Grievous bodily harm means really serious bodily harm. It is for the jury to decide whether the harm is really serious. However, examples of what would usually amount to really serious harm include:
* injury resulting in permanent disability, loss of sensory function or visible disfigurement;
* broken or displaced limbs or bones, including fractured skull, compound fractures, broken cheek bone, jaw, ribs, etc;
injuries which cause substantial loss of blood, usually necessitating a transfusion or result in lengthy treatment or incapacity;
* serious psychiatric injury. As with assault occasioning actual bodily harm, appropriate expert evidence is essential to prove the injury
In accordance with the recommendation in R v McCready (1978) 1 WLR 1376, if there is any reliable evidence that a sufficiently serious wound has been inflicted, then the charge under section 20 should be of unlawful wounding, rather than of inflicting grievous bodily harm.
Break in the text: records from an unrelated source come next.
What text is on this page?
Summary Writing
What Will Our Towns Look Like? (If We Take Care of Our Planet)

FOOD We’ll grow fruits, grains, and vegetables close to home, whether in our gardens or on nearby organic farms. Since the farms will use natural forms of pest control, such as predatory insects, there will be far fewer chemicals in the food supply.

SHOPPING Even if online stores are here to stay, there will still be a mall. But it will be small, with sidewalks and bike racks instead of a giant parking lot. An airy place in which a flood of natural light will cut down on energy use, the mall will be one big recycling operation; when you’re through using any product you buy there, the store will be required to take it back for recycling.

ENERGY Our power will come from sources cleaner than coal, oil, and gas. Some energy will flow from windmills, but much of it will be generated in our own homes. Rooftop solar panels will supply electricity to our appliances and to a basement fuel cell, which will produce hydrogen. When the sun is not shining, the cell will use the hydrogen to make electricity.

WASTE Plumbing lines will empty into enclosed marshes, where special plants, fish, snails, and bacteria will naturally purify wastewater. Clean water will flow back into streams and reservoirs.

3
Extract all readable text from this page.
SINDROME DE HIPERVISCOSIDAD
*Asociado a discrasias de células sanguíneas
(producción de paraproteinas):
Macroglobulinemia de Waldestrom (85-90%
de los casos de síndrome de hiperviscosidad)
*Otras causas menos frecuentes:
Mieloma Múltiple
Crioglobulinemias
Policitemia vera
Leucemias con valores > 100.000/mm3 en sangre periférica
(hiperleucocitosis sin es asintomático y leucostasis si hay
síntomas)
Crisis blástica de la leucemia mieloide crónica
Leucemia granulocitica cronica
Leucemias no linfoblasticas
Where both a wound and grievous bodily harm have been inflicted, discretion should be used in choosing which part of section 20 more appropriately reflects the true nature of the offence.
The prosecution must prove under section 20 that either the defendant intended, or actually foresaw, that the act might cause some harm. It is not necessary to prove that the defendant either intended or foresaw that the unlawful act might cause physical harm of the gravity described in section 20. It is enough that the defendant foresaw some physical harm to some person, albeit of a minor character, might result: (R v Savage; DPP v Parmenter  1 A.C 699).